Mialem podobne objawy na slacku pare lat temu, nie pamietam na jakim kernelu wtedy pracowalem ale to byla wina jadra, nie radzil sobie z routingiem przy dlugim uptime. Zainteresuj sie o czym krzyczya logi

----------

## YANOUSHek

 *rafkup wrote:*   

> Noo ja mam neta radiowego przez sieciowke a za oknem antena, na ogol pingi na wp mam w granicach 50-80, 0% pakietow zgubionych, wget ssa 130KB/s a w AA laguje.

 Problem pewnie masz u dostawcy netu... Możliwe, że źle skonfigurowane przekierowania... 

Praca na lokalnym IP jest bardzo trudna i uciążliwa...

----------

## Raku

 *YANOUSHek wrote:*   

> Praca na lokalnym IP jest bardzo trudna i uciążliwa...

 

możesz to rozwinąć? bo wydaje mi się, że do interesujących wniosków możemy dojść   :Twisted Evil: 

----------

## kadu

nadal mam ten sam problem. jestem w sieci osiedlowej. Na jednym kompie mam transfery 100 kB/s a na drugim ledwo 2 kB/s. Kabel jest w dobrym stanie. Czy moze to wynikac ze zlej konifguracji neta na drugim kompie, czy tez nie jest wina gentoo/?

----------

## Bako

 *kadu wrote:*   

> nadal mam ten sam problem. jestem w sieci osiedlowej.
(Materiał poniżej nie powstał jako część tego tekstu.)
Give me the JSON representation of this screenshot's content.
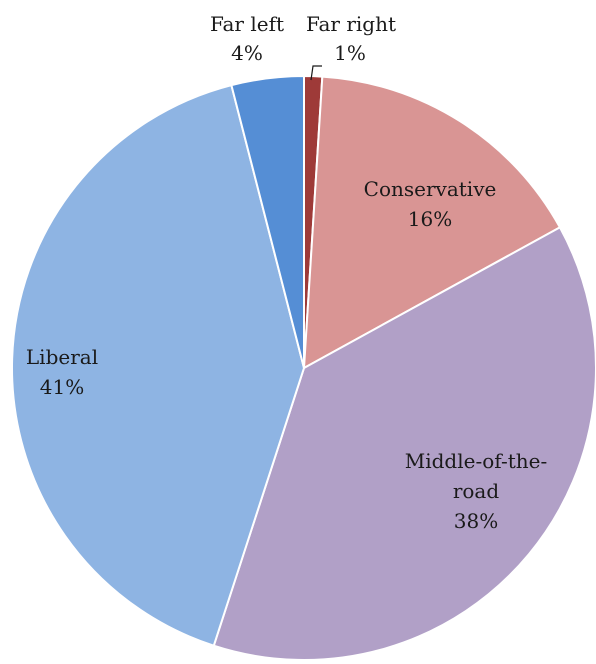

Na jednym kompie mam transfery 100 kB/s a na drugim ledwo 2 kB/s. Kabel jest w dobrym stanie. Czy moze to wynikac ze zlej konifguracji neta na drugim kompie, czy tez nie jest wina gentoo/?

 

sprobuj przepiac kabel - moze pomoze  :Wink: 

druga mozliwosc: przekonfiguruj ustawienia sieci na takie jakie masz na "dzialajacym" komputerze (jesli serwer wpuszcza komputer po mac'u sieciowki, to mozesz go latwo zmienic ifconfig'iem). Mozliwe, ze na IP "gentoowym" masz jakies blokady.

----------

## kadu

jeden gentoo(ten z amd64 byl instalowany na podstawie dokumentacji z dzialajacym spoko netem) i drugi gentoo z wolnym netem instalowanym na podst. złowieszczej gazety  :Laughing: . a miedzy tymi werjsami rozni sie troche konfa neta.

----------

## kadu

Przepialem kabel i dziala. Dzieki Bako  :Very Happy: 

----------

## Bako

 *kadu wrote:*   

> Przepialem kabel i dziala. Dzieki Bako 

 

lol do kwadratu  :Smile:  - z tym kablem to zartowalem  :Wink: . Widac wtyczka walnieta, popros admina o nowa, albo sam sobie zarob  :Smile: 

----------

## kadu

ja jeszcze nie pracuje. dopiero jestem w gimnazjum, wiec jeszcze sporo czasu  :Wink: 

----------

## Bako

 *kadu wrote:*   

> ja jeszcze nie pracuje. dopiero jestem w gimnazjum, wiec jeszcze sporo czasu 

 

zarób w sensie zacisnij nowa wtyczke na kablu  :Smile:  - popros o to admina, bo sam nie masz odpowiednich narzedzi (mozliwe, ze wtyczna jest uszkodzona i przez to gubi sygnal - bo jesli to wina calego kabla, to juz gorzej).

----------

## _troll_

 *Bako wrote:*   

>  *kadu wrote:*   ja jeszcze nie pracuje. dopiero jestem w gimnazjum, wiec jeszcze sporo czasu  
> 
> zarób w sensie zacisnij nowa wtyczke na kablu 

  :Smile: ))))))))))))))))))))))))))))))) optymistyczny akcent poczatku dnia.... moze, by to na bash.org.pl pchnac?  :Very Happy: 

Pozdrawiam,

Przemek

----------

## Bako

 *_troll_ wrote:*   

> moze, by to na bash.org.pl pchnac? 
> 
> 

 

jako wspolautor wypowiedzi  :Wink:  nie bede mial nic przeciwko jak ktos wpadnie na taki pomysl  :Very Happy: 

----------

## blazeu

Ludzie, ludzie.. To wy nie wiecie , ze był Ogolnoświatowy Dzień Wolnego Internetu? :>

----------

## argasek

Przepraszam, ale muszę to napisać. W skrócie:

 :Shocked:   :Very Happy:   :Mr. Green: 

----------

## rasheed

 *_troll_ wrote:*   

> moze, by to na bash.org.pl pchnac? 

 

Lepiej na pr0n.pl, wkońcu na Gentoo stoi! :>

----------